Newcomers help veterans settle differences
The paper also finds that new members of a profession can help neutralise turf battles among veterans in the event of a big change such as a merger.
“In settling differences, an unexpected finding is that novices, despite their low power and status, can play an important role in challenging differences and triggering an expertise settlement process that ultimately alters the practices performed by their seasoned counterparts,” the study says. “Their actions can effectively enhance an organisation’s ability to improve expert practices in the context of a merger.
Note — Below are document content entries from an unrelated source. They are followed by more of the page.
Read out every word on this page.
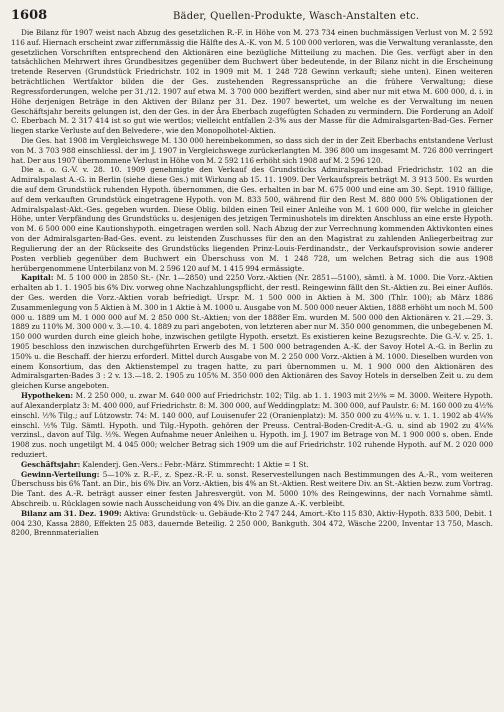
1608	Bäder, Quellen-Produkte, Wasch-Anstalten etc.

Die Bilanz für 1907 weist nach Abzug des gesetzlichen R.-F. in Höhe von M. 273 734 einen buchmässigen Verlust von M. 2 592 116 auf. Hiernach erscheint zwar ziffernmässig die Hälfte des A.-K. von M. 5 100 000 verloren, was die Verwaltung veranlasste, den gesetzlichen Vorschriften entsprechend den Aktionären eine bezügliche Mitteilung zu machen. Die Ges. verfügt aber in den tatsächlichen Mehrwert ihres Grundbesitzes gegenüber dem Buchwert über bedeutende, in der Bilanz nicht in die Erscheinung tretende Reserven (Grundstück Friedrichstr. 102 in 1909 mit M. 1 248 728 Gewinn verkauft; siehe unten). Einen weiteren beträchtlichen Wertfaktor bilden die der Ges. zustehenden Regressansprüche an die frühere Verwaltung; diese Regressforderungen, welche per 31./12. 1907 auf etwa M. 3 700 000 beziffert werden, sind aber nur mit etwa M. 600 000, d. i. in Höhe derjenigen Beträge in den Aktiven der Bilanz per 31. Dez. 1907 bewertet, um welche es der Verwaltung im neuen Geschäftsjahr bereits gelungen ist, den der Ges. in der Ära Eberbach zugefügten Schaden zu vermindern. Die Forderung an Adolf C. Eberbach M. 2 317 414 ist so gut wie wertlos; vielleicht entfallen 2-3% aus der Masse für die Admiralsgarten-Bad-Ges. Ferner liegen starke Verluste auf den Belvedere-, wie den Monopolhotel-Aktien.

Die Ges. hat 1908 im Vergleichswege M. 130 000 hereinbekommen, so dass sich der in der Zeit Eberbachs entstandene Verlust von M. 3 703 988 einschliessl. der im J. 1907 in Vergleichswege zurückerlangten M. 396 800 um insgesamt M. 726 800 verringert hat. Der aus 1907 übernommene Verlust in Höhe von M. 2 592 116 erhöht sich 1908 auf M. 2 596 120.

Die a. o. G.-V. v. 28. 10. 1909 genehmigte den Verkauf des Grundstücks Admiralsgartenbad Friedrichstr. 102 an die Admiralspalast A.-G. in Berlin (siehe diese Ges.) mit Wirkung ab 15. 11. 1909. Der Verkaufspreis beträgt M. 3 913 500. Es wurden die auf dem Grundstück ruhenden Hypoth. übernommen, die Ges. erhalten in bar M. 675 000 und eine am 30. Sept. 1910 fällige, auf dem verkauften Grundstück eingetragene Hypoth. von M. 833 500, während für den Rest M. 880 000 5% Obligationen der Admiralspalast-Akt.-Ges. gegeben wurden. Diese Oblig. bilden einen Teil einer Anleihe von M. 1 600 000, für welche in gleicher Höhe, unter Verpfändung des Grundstücks u. desjenigen des jetzigen Terminushotels im direkten Anschluss an eine erste Hypoth. von M. 6 500 000 eine Kautionshypoth. eingetragen werden soll. Nach Abzug der zur Verrechnung kommenden Aktivkonten eines von der Admiralsgarten-Bad-Ges. event. zu leistenden Zuschusses für den an den Magistrat zu zahlenden Anliegerbeitrag zur Regulierung der an der Rückseite des Grundstücks liegenden Prinz-Louis-Ferdinandstr., der Verkaufsprovision sowie anderer Posten verblieb gegenüber dem Buchwert ein Überschuss von M. 1 248 728, um welchen Betrag sich die aus 1908 herübergenommene Unterbilanz von M. 2 596 120 auf M. 1 415 994 ermässigte.

Kapital: M. 5 100 000 in 2850 St.- (Nr. 1—2850) und 2250 Vorz.-Aktien (Nr. 2851—5100), sämtl. à M. 1000. Die Vorz.-Aktien erhalten ab 1. 1. 1905 bis 6% Div. vorweg ohne Nachzahlungspflicht, der restl. Reingewinn fällt den St.-Aktien zu. Bei einer Auflös. der Ges. werden die Vorz.-Aktien vorab befriedigt. Urspr. M. 1 500 000 in Aktien à M. 300 (Thlr. 100); ab März 1886 Zusammenlegung von 5 Aktien à M. 300 in 1 Aktie à M. 1000 u. Ausgabe von M. 500 000 neuer Aktien, 1888 erhöht um noch M. 500 000 u. 1889 um M. 1 000 000 auf M. 2 850 000 St.-Aktien; von der 1888er Em. wurden M. 500 000 den Aktionären v. 21.—29. 3. 1889 zu 110% M. 300 000 v. 3.—10. 4. 1889 zu pari angeboten, von letzteren aber nur M. 350 000 genommen, die unbegebenen M. 150 000 wurden durch eine gleich hohe, inzwischen getilgte Hypoth. ersetzt. Es existieren keine Bezugsrechte. Die G.-V. v. 25. 1. 1905 beschloss den inzwischen durchgeführten Erwerb des M. 1 500 000 betragenden A.-K. der Savoy Hotel A.-G. in Berlin zu 150% u. die Beschaff. der hierzu erforderl. Mittel durch Ausgabe von M. 2 250 000 Vorz.-Aktien à M. 1000. Dieselben wurden von einem Konsortium, das den Aktienstempel zu tragen hatte, zu pari übernommen u. M. 1 900 000 den Aktionären des Admiralsgarten-Bades 3 : 2 v. 13.—18. 2. 1905 zu 105% M. 350 000 den Aktionären des Savoy Hotels in derselben Zeit u. zu dem gleichen Kurse angeboten.

Hypotheken: M. 2 250 000, u. zwar M. 640 000 auf Friedrichstr. 102; Tilg. ab 1. 1. 1903 mit 2½% = M. 3000. Weitere Hypoth. auf Alexanderplatz 3: M. 400 000, auf Friedrichstr. 8: M. 300 000, auf Weddingplatz: M. 300 000, auf Paulstr. 6: M. 160 000 zu 4½% einschl. ½% Tilg.; auf Lützowstr. 74: M. 140 000, auf Louisenufer 22 (Oranienplatz): M. 350 000 zu 4½% u. v. 1. 1. 1902 ab 4¼% einschl. ½% Tilg. Sämtl. Hypoth. und Tilg.-Hypoth. gehören der Preuss. Central-Boden-Credit-A.-G. u. sind ab 1902 zu 4¼% verzinsl., davon auf Tilg. ½%. Wegen Aufnahme neuer Anleihen u. Hypoth. im J. 1907 im Betrage von M. 1 900 000 s. oben. Ende 1908 zus. noch ungetilgt M. 4 045 000; welcher Betrag sich 1909 um die auf Friedrichstr. 102 ruhende Hypoth. auf M. 2 020 000 reduziert.

Geschäftsjahr: Kalenderj. Gen.-Vers.: Febr.-März. Stimmrecht: 1 Aktie = 1 St.

Gewinn-Verteilung: 5—10% z. R.-F., z. Spez.-R.-F. u. sonst. Reservestellungen nach Bestimmungen des A.-R., vom weiteren Überschuss bis 6% Tant. an Dir., bis 6% Div. an Vorz.-Aktien, bis 4% an St.-Aktien. Rest weitere Div. an St.-Aktien bezw. zum Vortrag. Die Tant. des A.-R. beträgt ausser einer festen Jahresvergüt. von M. 5000 10% des Reingewinns, der nach Vornahme sämtl. Abschreib. u. Rücklagen sowie nach Ausscheidung von 4% Div. an die ganze A.-K. verbleibt.

Bilanz am 31. Dez. 1909: Aktiva: Grundstück- u. Gebäude-Kto 2 747 244, Amort.-Kto 115 830, Aktiv-Hypoth. 833 500, Debit. 1 004 230, Kassa 2880, Effekten 25 083, dauernde Beteilig. 2 250 000, Bankguth. 304 472, Wäsche 2200, Inventar 13 750, Masch. 8200, Brennmaterialien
“Successfully standardising practice also may entail the enactment of rules that reflect best practices and accepted scientific evidence in the occupation’s explicit body of knowledge. However, while scientific knowledge provides a foundation for settling differences, experts often push back against rules because working to them diverges from the tacit, intuitive ways by which experts perform their work. Therefore, managers may need a complex repertoire of interventions to facilitate practice convergence, but in the process, ironically, experts may have to relinquish valuable work autonomy and judgement and regress to working according to rules, much as novices do in their quest to become an expert.”
Life-or-death work in hospitals sparked study
Karla says she became interested in this topic when she was given access to the hospitals and to the unique opportunity to live among the experts as they go about doing life-or-death work on sick babies.
In her words: “Their work is already fraught with uncertainty – a sick baby’s condition might deteriorate at any moment for reasons that are hard to diagnose. If you add to that major organisational upheaval, what could possibly be more interesting and meaningful to study for an organisational scholar?”
The paper in Academy of Management, “Of novices and experts: settling expertise differences following a hospital merger”, is by authored by Dr Karla Sayegh, Assistant Professor in Organisation Theory & Information Systems at Cambridge Judge Business School.